What reportedly began as a “hole in the wall” in Portland some 20 years ago has flourished into a mini chain of pizzerias confined mainly to Oregon, with two locations extending their colorful tentacles to Encinitas, and more recently, Bankers Hill. The company has long prided itself on using hand-tossed dough and whole-milk cheeses while sourcing various ingredients locally whenever possible.
In a recent visit to the Bankers Hill eatery, we discovered a range of gourmet pies that beckon strikingly to Southern California’s pizza renaissance seen during the late ’80s. From the “pollo” section, for instance, there are Wolfgang Puckish pizzas layered with barbecue or basil chicken. Their cheeses range from feta and Fontina to Gorgonzola and mozzarella. Or if you’re looking to push the envelope further, the Thai pizza introduces teriyaki chicken to a daring fusion of mozzarella and peanut sauce. And it’s quite good.

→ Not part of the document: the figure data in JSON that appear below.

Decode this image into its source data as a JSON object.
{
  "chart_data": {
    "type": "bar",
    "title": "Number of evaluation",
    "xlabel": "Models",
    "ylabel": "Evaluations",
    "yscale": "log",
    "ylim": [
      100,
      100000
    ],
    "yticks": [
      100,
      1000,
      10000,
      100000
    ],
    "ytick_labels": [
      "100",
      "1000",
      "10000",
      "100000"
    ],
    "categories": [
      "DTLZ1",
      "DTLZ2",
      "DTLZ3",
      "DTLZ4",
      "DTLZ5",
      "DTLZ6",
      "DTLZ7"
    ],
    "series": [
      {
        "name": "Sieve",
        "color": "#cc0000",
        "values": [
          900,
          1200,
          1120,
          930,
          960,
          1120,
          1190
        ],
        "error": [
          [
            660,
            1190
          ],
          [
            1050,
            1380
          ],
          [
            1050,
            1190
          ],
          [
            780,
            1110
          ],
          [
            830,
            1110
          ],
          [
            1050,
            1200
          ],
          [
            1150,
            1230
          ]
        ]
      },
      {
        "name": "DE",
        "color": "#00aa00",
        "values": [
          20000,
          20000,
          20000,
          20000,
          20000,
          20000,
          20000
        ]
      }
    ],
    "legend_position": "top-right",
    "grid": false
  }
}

Venture further down the list and behold pizzas crowned with lightly marinated shrimp, such as the delightful Bangkok pie that also summons sweet roasted peppers, julienned carrots, sesame and crushed chili peppers into their ambitious schemes.
From the menu’s “verdura” category, we were particularly fond of the puttanesca speckled with Roma tomatoes, artichoke hearts, black olives and feta. We sampled it as a standard-size slice yanked from the display case near the order counter. All too often I find that slices yield fuller flavors compared to whole pies hot from the oven because their ingredients are afforded extra time for steeping into the crust, which at Pizzicato, take on an additional soaking of juicy olive oil.
An obligatory selection of “traditional” pizzas is available for whiny New Yorkers, who understandably can’t find pizza that fits their criteria in this town. Chi-Towners, however, are plain out of luck, as Lefty’s in Mission Hills is just a few miles north for curing those deep-dish hankerings.
We tried the “sausage combo” mantled with smoked mozzarella and black olives, which tasted pungent and untraditional in combination. I can’t rave much about the semi-fatty sausage either, as it lacked those famous bursts of fennel you find back East. But kudos to the tomato sauce for defying most San Diego versions. Pizzicato adds discernable doses of Italian herbs – oregano being key.
Sidetrack from the nearly two dozen pizza selections, and you’ll find peripheral items such as Caesar salad that is fiercely garlicky (the menu warns you of this), but in an addicting sense. There’s also basic caprese, an arugula-pear salad, Chinese chopped salad and “double dose” garlic bread.
If Pizzicato entered into a panini war, the Italiano would win by a long shot. It’s made with large round ciabatta buns capturing a slew of spiced cold cuts, sharp provolone, basil aioli, tomatoes and lettuce. “Very close to a decent muffaletta — minus the spreading of chopped olives,” I said to my companion as he vowed to return for the sandwich. As for the Tuscan meatball hero, it was so-so. I might have guessed what a staffer confirmed to us — that the meatballs aren’t homemade. Not bad, but not sensational. Just a generic meatball sandwich that you can pick up at any sub shop.
Pizzicato’s atmosphere is clean, minimal and bright. Moss-green walls are adorned with framed black-and-white photographs of urban San Diego landmarks. But the place cries for soundproofing to mute the noise of dishes as they’re bussed into an open bin parked next to a noisy soda and ice machine. We arrived to a gaggle of giggly women and a couple of restless kids in the dining room. Until they dispersed, visions of plush ceiling panels swirled through our aching heads.
Casual pizzerias come in all shapes and sizes. Few of us could live without them. Pizzicato fills a niche for neighborhood folk looking for a break in the norm, giving low-key Portland a place at the table for spinning dough and then topping it with plucky adventure.